Friday, July 26, 2013

Gold Line Celebrates 10th Birthday


The original Gold Line segment from downtown Pasadena to Union Station, via South Pasadena and Highland Park, was opened on July 26, 2003.

A passenger train line that was originally unwanted by regional transportation planners but now carries more than 1 million passengers a month was celebrated today on its 10th anniversary.
The Gold Line began operating July 26, 2003, on its first section, the old Santa Fe rail right-of-way between downtown Pasadena and Union Station in Los Angeles. The line was later extended east along the Foothill (210) Freeway, and a southern leg was added southeast from Union Station across Boyle Heights to East Los Angeles.

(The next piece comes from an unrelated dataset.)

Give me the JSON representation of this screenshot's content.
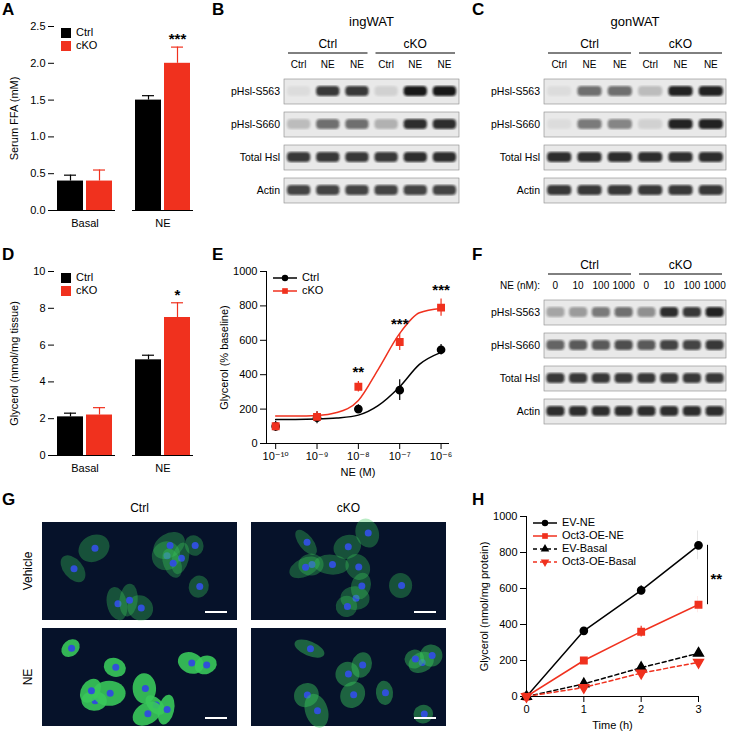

Today, more than 100 elected officials and community members gathered at the Del Mar Station in Pasadena to celebrate.
Originally rebuffed by Metro directors, Pasadena-area politicians turned to a change in state law authored by then-Sen. Adam Schiff and wrested the project away from Metro, setting up a new agency: the Metro Gold Line Foothill Extension Construction Authority. That agency built the line on time and on budget.
Pasadena Mayor Bill Bogaard hailed the Gold Line for causing a renaissance in city land use.
"It has improved the fabric of our city and changed how our residents, workers and visitors travel every day," he said in prepared remarks.
More than $1 billion in transit-oriented development was sparked by the train, he said, including "nearly 2,300 new residential units; 750,000 square feet of newly constructed retail and commercial space; as well as numerous other projects that either renovated or adaptively reused our historic buildings."
The Construction Authority is building a $2 billion extension that will connect Pasadena to Montclair in two construction segments. The first segment, Pasadena to Azusa, was funded by Los Angeles County's Measure R and is underway.
Funding is being sought to extend the Gold Line into San Bernardino County, possibly as far as Ontario International Airport. Southeast of Los Angeles, Metro is considering extending the southern leg to Montebello, Whittier or both.
The train's two legs will be connected to the Blue and Expo lines via a "Regional Connector" tunnel now being built under downtown Los Angeles and scheduled to open in 2020.